In its latest statement on Friday, FAR confirmed that it had received a letter from Meridian Capital International Fund (MCIF) on Thursday, rejecting the takeover bid offer made by Samuel Terry Asset Management.
The Hong Kong-headquartered investment firm, Meridian Capital International Fund, is a shareholder in FAR with a 19.28 per cent interest. Meridian explained its refusal of the takeover bid by saying: “MCIF rejects the offer at the offer price as being opportunistic and wholly inadequate.
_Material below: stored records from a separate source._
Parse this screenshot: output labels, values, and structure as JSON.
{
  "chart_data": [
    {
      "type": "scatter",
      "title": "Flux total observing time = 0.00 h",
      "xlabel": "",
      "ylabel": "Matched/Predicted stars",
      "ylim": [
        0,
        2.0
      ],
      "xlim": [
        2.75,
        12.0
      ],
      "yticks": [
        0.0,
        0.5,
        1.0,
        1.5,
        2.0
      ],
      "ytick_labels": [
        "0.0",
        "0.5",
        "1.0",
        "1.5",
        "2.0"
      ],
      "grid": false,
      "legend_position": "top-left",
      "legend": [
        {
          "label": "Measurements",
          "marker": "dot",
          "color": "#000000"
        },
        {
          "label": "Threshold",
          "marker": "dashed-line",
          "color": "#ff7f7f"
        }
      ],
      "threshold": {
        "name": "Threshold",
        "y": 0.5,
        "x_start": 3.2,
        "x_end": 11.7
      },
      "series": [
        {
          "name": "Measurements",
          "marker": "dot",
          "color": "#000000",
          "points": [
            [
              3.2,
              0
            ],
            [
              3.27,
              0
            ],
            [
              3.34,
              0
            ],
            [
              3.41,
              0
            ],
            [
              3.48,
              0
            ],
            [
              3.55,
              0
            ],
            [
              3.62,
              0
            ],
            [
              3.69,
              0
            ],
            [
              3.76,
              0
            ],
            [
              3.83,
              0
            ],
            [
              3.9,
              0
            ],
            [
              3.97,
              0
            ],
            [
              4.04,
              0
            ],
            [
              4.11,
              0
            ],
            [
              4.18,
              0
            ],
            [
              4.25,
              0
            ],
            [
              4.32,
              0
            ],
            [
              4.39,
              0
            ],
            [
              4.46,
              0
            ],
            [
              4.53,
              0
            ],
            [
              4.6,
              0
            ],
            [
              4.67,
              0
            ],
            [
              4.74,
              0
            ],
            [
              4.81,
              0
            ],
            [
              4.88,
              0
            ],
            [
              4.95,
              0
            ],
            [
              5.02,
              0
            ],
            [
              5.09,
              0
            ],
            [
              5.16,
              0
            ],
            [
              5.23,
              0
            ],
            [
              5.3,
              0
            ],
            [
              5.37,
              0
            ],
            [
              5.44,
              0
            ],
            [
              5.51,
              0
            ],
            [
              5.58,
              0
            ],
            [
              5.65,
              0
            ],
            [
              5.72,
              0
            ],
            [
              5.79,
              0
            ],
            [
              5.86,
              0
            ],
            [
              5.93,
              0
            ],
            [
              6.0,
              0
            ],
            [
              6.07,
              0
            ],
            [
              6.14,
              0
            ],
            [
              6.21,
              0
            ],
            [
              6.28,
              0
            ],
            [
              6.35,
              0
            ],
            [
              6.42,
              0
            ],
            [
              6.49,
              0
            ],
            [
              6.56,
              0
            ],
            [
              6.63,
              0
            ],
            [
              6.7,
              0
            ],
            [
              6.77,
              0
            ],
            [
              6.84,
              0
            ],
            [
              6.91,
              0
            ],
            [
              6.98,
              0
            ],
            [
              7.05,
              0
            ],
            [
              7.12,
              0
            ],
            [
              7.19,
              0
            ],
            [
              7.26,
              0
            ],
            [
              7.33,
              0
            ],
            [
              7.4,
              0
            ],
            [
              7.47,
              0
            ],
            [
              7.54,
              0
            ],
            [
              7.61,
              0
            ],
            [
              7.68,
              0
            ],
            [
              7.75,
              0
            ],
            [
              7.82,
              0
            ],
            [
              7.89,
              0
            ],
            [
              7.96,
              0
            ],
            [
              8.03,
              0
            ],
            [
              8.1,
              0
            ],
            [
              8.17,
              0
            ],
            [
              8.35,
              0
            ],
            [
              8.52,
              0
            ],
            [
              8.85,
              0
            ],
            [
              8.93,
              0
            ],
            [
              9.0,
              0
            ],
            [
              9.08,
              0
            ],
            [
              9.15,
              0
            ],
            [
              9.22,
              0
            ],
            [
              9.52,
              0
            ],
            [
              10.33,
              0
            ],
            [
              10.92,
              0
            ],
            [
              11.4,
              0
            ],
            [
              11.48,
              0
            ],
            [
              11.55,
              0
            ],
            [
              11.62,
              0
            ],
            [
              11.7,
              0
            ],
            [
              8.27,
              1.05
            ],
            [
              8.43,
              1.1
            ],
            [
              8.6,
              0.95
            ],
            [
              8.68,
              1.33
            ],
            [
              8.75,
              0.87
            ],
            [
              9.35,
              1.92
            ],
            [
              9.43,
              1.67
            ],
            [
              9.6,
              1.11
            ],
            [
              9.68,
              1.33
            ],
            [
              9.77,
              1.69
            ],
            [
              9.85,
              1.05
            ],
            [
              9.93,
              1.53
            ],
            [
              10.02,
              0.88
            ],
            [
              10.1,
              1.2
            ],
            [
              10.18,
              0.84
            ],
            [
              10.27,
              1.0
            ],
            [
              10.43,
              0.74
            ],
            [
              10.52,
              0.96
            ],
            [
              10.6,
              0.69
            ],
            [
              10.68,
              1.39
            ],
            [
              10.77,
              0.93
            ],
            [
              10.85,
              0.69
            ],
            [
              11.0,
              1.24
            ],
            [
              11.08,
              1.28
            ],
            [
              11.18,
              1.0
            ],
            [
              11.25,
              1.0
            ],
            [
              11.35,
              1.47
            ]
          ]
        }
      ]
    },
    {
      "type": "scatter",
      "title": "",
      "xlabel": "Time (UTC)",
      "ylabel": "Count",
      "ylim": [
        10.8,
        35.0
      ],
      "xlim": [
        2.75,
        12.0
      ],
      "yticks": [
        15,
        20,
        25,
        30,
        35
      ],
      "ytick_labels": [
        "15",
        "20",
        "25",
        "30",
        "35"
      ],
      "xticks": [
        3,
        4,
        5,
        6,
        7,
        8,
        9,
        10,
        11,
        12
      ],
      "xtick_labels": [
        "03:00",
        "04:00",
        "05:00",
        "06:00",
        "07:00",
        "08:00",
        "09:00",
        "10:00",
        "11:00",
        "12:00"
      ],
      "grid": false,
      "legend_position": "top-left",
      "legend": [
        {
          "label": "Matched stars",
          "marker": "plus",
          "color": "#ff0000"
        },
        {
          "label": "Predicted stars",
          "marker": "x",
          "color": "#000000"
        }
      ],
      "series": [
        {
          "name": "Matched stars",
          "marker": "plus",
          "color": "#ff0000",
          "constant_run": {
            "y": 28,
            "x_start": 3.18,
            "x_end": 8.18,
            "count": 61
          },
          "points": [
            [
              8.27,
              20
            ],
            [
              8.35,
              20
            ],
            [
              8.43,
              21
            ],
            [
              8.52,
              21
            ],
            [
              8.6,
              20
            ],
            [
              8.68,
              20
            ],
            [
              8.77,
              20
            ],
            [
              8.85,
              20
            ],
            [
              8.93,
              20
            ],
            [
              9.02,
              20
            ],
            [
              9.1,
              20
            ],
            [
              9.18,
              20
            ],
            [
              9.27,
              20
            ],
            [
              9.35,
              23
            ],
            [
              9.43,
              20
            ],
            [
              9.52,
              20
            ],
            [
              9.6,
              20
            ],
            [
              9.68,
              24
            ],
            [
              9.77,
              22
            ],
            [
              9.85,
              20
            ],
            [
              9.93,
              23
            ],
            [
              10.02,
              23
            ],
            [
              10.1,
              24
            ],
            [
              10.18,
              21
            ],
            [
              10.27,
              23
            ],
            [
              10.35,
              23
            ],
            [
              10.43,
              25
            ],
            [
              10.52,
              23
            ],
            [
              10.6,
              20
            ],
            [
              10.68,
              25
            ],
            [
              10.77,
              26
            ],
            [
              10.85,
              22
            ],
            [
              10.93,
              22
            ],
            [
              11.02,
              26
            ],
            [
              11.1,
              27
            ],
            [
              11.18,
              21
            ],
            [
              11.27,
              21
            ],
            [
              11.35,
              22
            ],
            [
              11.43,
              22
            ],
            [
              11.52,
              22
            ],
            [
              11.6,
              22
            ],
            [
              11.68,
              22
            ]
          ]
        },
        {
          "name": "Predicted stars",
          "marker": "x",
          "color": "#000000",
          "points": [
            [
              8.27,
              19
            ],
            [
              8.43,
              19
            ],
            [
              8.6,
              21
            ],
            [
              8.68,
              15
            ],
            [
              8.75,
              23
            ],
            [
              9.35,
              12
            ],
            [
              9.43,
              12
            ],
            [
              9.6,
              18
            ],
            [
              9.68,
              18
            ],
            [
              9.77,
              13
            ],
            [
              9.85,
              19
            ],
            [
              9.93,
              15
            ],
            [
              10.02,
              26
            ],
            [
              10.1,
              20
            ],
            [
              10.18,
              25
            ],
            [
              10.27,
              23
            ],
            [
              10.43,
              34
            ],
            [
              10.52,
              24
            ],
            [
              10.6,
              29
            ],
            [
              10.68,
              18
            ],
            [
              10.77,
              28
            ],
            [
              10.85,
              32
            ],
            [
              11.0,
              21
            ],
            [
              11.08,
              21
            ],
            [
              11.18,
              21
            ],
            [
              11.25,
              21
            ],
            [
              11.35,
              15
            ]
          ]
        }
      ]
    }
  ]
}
In particular, in MCIF’s view, the offer does not offer shareholders any benefit from the RSSD contingent payment.”
Preserving the value of RSSD payment
The investment firm also says it remains committed to its investment in FAR and suggested that FAR directors convene a shareholders meeting to consider a pro-rata distribution of all rights to the $55 million contingent payment resulting from the sale of FAR’s interest in the RSSD licences offshore Senegal – Rufisque Offshore, Sangomar Offshore, and Sangomar Deep Offshore – to Woodside, which FAR may potentially receive.
Meridian believes “that course of action or any similar arrangement approved by shareholders would help preserve the value of the RSSD contingent payment for existing shareholders on the relevant record date.”
The investment firm also adds that all other assets including FAR’s cash and oil and gas interests would remain within the company. In response to this suggestion, FAR is investigating whether this can be carried out in an appropriate way. In addition, FAR intends to provide an update to shareholders in due course, once this investigation is complete.